L’installation du « Grand Soir 3 » ne s’est-elle pas faite au détriment du documentaire ?

En termes de programmation, cela a été un effet induit et non voulu, qui sera corrigé à la rentrée. En termes de commandes, la place du documentaire sur France 3 ne change pas.

France 4 diffuse principalement des séries américaines. Il avait été envisagé d’en faire une chaîne jeunesse. Qu’en est-il ?

Il est encore un peu tôt pour le dire, mais France 4 va renouveler ses programmes en janvier 2014. Si, en effet, la programmation de séries américaines est importante, il ne faudrait pas oublier certains programmes comme « Viens dîner dans ma cité » ou « Masterclass », qui ont vocation à rester sur la chaîne, laquelle, malgré plus de programmes tournés vers les jeunes, ne deviendra pas une chaîne jeunesse pour autant.

Quel est l’avenir du secteur transmédia, jusque-là très dynamique ?

C’est là où se réinvente une partie de la télévision, avec l’ensemble de son personnel, auteurs, réalisateurs producteurs, qui feront la télé de demain.
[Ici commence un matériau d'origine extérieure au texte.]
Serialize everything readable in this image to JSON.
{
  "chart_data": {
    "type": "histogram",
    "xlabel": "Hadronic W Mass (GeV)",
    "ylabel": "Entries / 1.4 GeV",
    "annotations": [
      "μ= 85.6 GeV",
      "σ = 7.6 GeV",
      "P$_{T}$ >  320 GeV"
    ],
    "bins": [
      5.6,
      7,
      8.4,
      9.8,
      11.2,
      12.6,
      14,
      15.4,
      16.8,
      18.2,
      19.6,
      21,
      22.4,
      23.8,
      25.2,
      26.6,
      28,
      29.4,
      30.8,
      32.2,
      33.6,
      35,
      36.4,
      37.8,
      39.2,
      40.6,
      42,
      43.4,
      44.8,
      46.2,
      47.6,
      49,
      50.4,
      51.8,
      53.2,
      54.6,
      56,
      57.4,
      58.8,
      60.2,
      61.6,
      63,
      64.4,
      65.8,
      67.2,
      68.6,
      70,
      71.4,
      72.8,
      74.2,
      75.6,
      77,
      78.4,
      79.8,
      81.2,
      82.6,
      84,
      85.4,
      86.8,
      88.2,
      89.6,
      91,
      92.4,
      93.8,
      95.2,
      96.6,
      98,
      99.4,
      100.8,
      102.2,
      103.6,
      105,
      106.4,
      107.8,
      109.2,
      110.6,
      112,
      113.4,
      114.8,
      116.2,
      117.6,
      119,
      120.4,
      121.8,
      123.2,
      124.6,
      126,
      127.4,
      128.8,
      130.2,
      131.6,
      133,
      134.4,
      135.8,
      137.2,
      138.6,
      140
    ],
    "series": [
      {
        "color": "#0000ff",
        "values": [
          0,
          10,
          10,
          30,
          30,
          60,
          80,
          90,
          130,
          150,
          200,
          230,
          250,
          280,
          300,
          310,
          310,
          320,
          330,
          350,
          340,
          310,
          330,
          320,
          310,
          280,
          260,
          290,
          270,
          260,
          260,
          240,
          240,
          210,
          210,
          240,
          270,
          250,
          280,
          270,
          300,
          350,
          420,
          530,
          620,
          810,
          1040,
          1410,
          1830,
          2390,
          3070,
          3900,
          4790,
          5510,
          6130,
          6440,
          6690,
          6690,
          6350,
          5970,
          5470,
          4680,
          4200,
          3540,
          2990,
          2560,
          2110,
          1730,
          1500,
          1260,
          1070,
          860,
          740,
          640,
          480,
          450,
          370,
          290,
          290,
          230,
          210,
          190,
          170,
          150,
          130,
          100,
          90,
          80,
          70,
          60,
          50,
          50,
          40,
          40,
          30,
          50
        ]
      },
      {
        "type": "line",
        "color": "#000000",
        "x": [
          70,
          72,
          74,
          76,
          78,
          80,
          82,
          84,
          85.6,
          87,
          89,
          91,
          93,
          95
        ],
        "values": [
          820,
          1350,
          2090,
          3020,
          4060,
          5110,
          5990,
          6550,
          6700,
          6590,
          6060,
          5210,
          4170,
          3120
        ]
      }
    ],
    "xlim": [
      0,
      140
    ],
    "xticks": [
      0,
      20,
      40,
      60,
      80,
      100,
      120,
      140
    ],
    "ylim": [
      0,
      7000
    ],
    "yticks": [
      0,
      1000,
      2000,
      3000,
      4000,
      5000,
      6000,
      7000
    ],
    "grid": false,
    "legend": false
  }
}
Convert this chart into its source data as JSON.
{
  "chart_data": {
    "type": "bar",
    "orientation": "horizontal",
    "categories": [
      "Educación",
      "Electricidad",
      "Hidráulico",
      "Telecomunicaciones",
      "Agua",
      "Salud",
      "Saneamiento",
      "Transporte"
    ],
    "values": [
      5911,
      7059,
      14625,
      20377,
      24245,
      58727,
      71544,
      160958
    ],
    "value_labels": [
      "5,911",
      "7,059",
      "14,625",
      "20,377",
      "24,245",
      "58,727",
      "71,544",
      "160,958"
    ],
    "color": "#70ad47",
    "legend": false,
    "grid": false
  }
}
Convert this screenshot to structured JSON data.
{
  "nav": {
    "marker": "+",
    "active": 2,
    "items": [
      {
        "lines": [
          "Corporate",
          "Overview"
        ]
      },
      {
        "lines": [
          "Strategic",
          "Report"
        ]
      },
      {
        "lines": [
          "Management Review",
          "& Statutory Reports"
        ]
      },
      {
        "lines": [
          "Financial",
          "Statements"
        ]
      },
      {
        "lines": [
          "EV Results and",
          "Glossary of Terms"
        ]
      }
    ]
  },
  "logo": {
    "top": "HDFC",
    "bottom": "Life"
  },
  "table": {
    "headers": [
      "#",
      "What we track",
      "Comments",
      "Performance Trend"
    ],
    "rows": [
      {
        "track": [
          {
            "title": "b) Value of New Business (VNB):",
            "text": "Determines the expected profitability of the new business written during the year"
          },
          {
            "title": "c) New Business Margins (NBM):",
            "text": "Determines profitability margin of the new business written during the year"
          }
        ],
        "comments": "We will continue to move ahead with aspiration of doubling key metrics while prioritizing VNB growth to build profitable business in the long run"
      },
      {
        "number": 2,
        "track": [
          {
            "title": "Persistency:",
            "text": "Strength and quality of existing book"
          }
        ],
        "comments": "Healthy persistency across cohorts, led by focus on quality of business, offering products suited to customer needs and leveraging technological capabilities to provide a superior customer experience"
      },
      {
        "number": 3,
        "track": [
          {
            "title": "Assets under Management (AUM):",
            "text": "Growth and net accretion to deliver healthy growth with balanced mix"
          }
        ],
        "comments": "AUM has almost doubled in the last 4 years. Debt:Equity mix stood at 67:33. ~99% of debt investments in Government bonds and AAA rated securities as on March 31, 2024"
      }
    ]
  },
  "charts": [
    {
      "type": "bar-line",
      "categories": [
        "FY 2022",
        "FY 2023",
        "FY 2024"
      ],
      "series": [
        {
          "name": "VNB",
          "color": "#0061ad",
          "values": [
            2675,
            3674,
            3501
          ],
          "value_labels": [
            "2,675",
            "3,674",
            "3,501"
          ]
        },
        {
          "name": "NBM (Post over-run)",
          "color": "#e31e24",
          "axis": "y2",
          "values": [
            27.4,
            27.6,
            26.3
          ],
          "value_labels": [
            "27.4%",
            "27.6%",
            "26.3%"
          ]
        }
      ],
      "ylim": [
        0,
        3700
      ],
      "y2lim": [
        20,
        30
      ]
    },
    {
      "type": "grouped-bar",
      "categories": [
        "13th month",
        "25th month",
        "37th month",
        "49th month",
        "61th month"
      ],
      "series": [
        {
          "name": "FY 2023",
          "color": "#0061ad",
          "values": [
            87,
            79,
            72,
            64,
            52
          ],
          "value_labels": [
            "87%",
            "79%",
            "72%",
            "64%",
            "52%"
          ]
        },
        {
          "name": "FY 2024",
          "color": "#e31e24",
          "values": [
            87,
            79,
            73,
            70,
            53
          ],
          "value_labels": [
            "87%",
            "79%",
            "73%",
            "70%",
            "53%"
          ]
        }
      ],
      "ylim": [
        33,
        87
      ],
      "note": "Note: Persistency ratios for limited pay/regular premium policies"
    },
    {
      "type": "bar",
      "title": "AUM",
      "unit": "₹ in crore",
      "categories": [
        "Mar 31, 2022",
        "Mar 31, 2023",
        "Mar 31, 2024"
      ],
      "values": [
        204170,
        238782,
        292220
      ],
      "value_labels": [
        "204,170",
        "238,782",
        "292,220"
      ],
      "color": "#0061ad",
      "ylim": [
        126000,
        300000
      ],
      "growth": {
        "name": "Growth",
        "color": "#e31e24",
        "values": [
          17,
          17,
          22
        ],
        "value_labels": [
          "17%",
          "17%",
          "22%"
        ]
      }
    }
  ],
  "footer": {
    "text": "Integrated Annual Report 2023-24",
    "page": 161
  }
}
Il est donc absolument essentiel pour le service public d’être moteur dans ce secteur [^2]. Et l’influence des nouvelles écritures sera justement beaucoup plus présente encore sur France 4 en 2014.

Les jeux télé ont-ils leur place quand il y a des économies à faire ?

Ce sont des émissions de flux, dont les budgets ne sont pas les plus élevés de la télé. Il faut qu’il y ait du divertissement à la télévision, sous forme de jeux ou de spectacles. Ce divertissement sur le service public ne doit pas être vain, mais provoquer l’estime de soi et l’estime des autres. Quelles que soient mes appétences personnelles, je pense qu’on ne peut faire l’impasse sur les jeux et le divertissement, dans la mesure où ce sont aussi des moments de rassemblement très importants. La télé de service public appartient à tout le monde, et certainement pas à ceux qui la dirigent, même pas à ceux qui la font.

France Télé court toujours après l’audience…

Non, pas du tout. Le poids de l’audience de France Télé marque quelque chose de son rapport au public. S’il paye pour la télévision, le public doit payer pour une télévision qu’il regarde. L’audience n’est pas un objectif mais un marqueur important du lien qui existe avec le téléspectateur. Il y a deux questions. Est-ce que France Télé s’adresse à tout le monde ? Est-ce que tous les goûts sont représentés sur France Télé ? C’est en cela que France Télé ne court pas après l’audience mais regarde les audiences pour trouver ses marques.

La situation financière actuelle du groupe se lie à la réforme de l’audiovisuel public de Sarkozy…

Cette réforme a induit une incertitude majeure. Dans le financement de France Télé, il y avait une ressource stable qui est la redevance, et une ressource de marché : la publicité. La seule ressource fiable aujourd’hui est la redevance, à côté d’une ressource publicitaire fortement dégradée puisqu’elle ne peut se vendre qu’en journée. On y a ajouté une instabilité, celle de la dotation de l’État, qui est revue chaque année dans le cadre de la loi de finance. C’est donc beaucoup d’incertitudes pour le groupe public.

Bruno Patino est directeur des programmes et du numérique à France Télévisions.

[^2]: Son budget est de 3,5 millions d’euros.